The Innova approach to diagnosis and treatment

Just knowing which sense is affected and what side of the body or brain is affected only goes so far.  That’s why we thoroughly test so we can prescribe the most specific therapies for your child. For example, when we prescribe spinning (rotational therapy), we do it in a specific direction at a specific speed because this type of precision addresses the issue. We have patients that get better with right turns and worse with left.  Sometimes it’s the other way around. Do you want to make sure that your doctor looks at all of the factors and not just identify what are the “problem senses”?

We go deeper with our assessment of your child. Your child’s brain function will be assessed through a thorough physical exam, eye-movement testing, specific balance and posture measurements, observation, a thorough history from the patient and their loved ones, and a review of their medical records.  Similar to other assessments, we identify the sensations that may be troubling an individual with SPD, but what makes the difference is we find the areas of the brain specific to each individual patient that may be causing these processing errors.

We often see deficits indicating vestibular dysfunction in our patients, but we don’t stop there. We know that this can either be an inner ear issue or a central (brain) issue.
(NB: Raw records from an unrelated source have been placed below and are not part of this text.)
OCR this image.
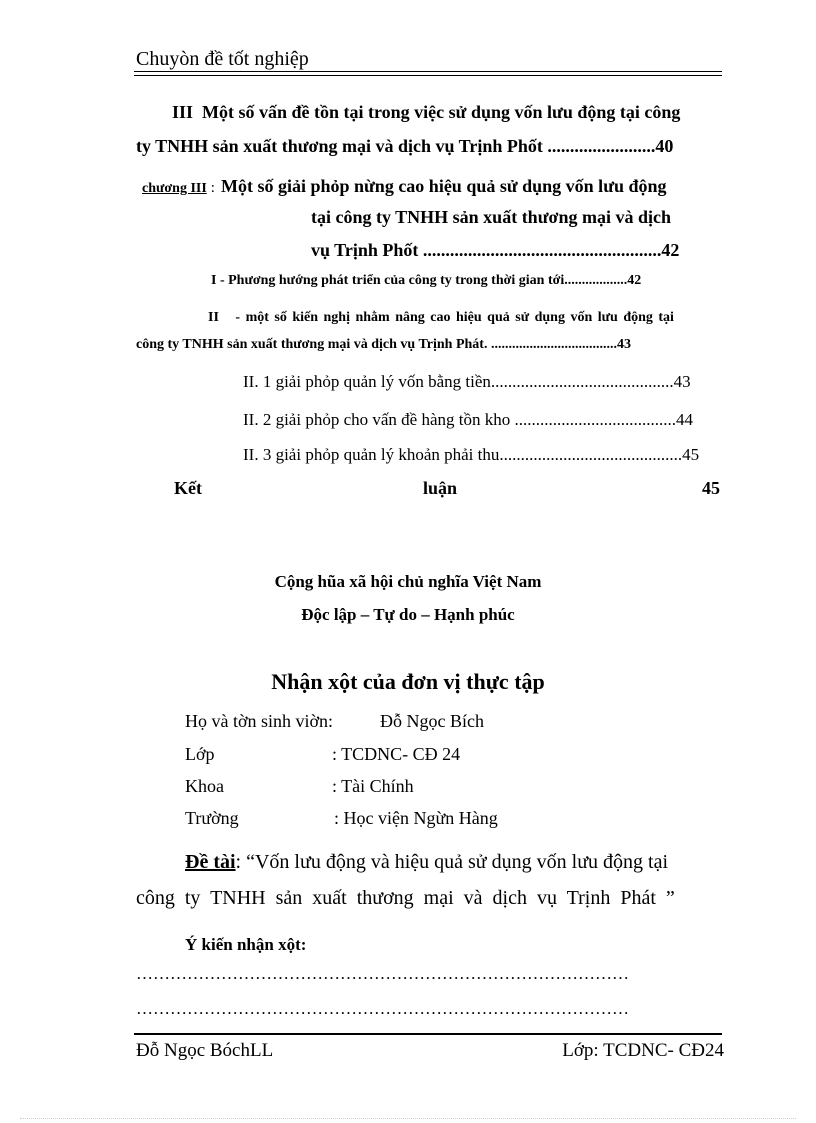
Chuyòn đề tốt nghiệp
III Một số vấn đề tồn tại trong việc sử dụng vốn lưu động tại công
ty TNHH sản xuất thương mại và dịch vụ Trịnh Phốt ........................40
chương III : Một số giải phỏp nừng cao hiệu quả sử dụng vốn lưu động
tại công ty TNHH sản xuất thương mại và dịch
vụ Trịnh Phốt .....................................................42
I - Phương hướng phát triển của công ty trong thời gian tới..................42
II - một số kiến nghị nhằm nâng cao hiệu quả sử dụng vốn lưu động tại
công ty TNHH sản xuất thương mại và dịch vụ Trịnh Phát. ....................................43
II. 1 giải phỏp quản lý vốn bằng tiền...........................................43
II. 2 giải phỏp cho vấn đề hàng tồn kho ......................................44
II. 3 giải phỏp quản lý khoản phải thu...........................................45
Kết	luận	45
Cộng hũa xã hội chủ nghĩa Việt Nam
Độc lập – Tự do – Hạnh phúc
Nhận xột của đơn vị thực tập
Họ và tờn sinh viờn:	Đỗ Ngọc Bích
Lớp	: TCDNC- CĐ 24
Khoa	: Tài Chính
Trường	: Học viện Ngừn Hàng
Đề tài: “Vốn lưu động và hiệu quả sử dụng vốn lưu động tại
công ty TNHH sản xuất thương mại và dịch vụ Trịnh Phát ”
Ý kiến nhận xột:
……………………………………………………………………………
……………………………………………………………………………
Đỗ Ngọc BóchLL	Lớp: TCDNC- CĐ24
If it’s a brain issue, which area of the brain isn’t processing?  If it’s an inner ear issue, the problem could live in either ear. So, if your child has vestibular deficits, there are multiple areas that could be causing the problem. We go the extra mile to test these individual areas.


  1. Ahn R. R., Miller L. J., Milberger S., McIntosh D. N. (2004). Prevalence of parents’ perceptions of sensory processing disorders among kindergarten childrenAm. J. Occup. Ther. 58 287–293.
  2. Kranowitz CS, The Out-Of-Sync Child: Recognizing and Coping with Sensory Processing Disorder. 2nd ed. New York: Penguin Group; 2005.
  3. Miller LJ, Anzalone ME, Lane SJ, Cermak SA, Osten ET. Concept evolution in sensory integration: a proposed nosology for diagnosis. Am J Occup Ther. 2007 Mar-Apr;61(2):135-40.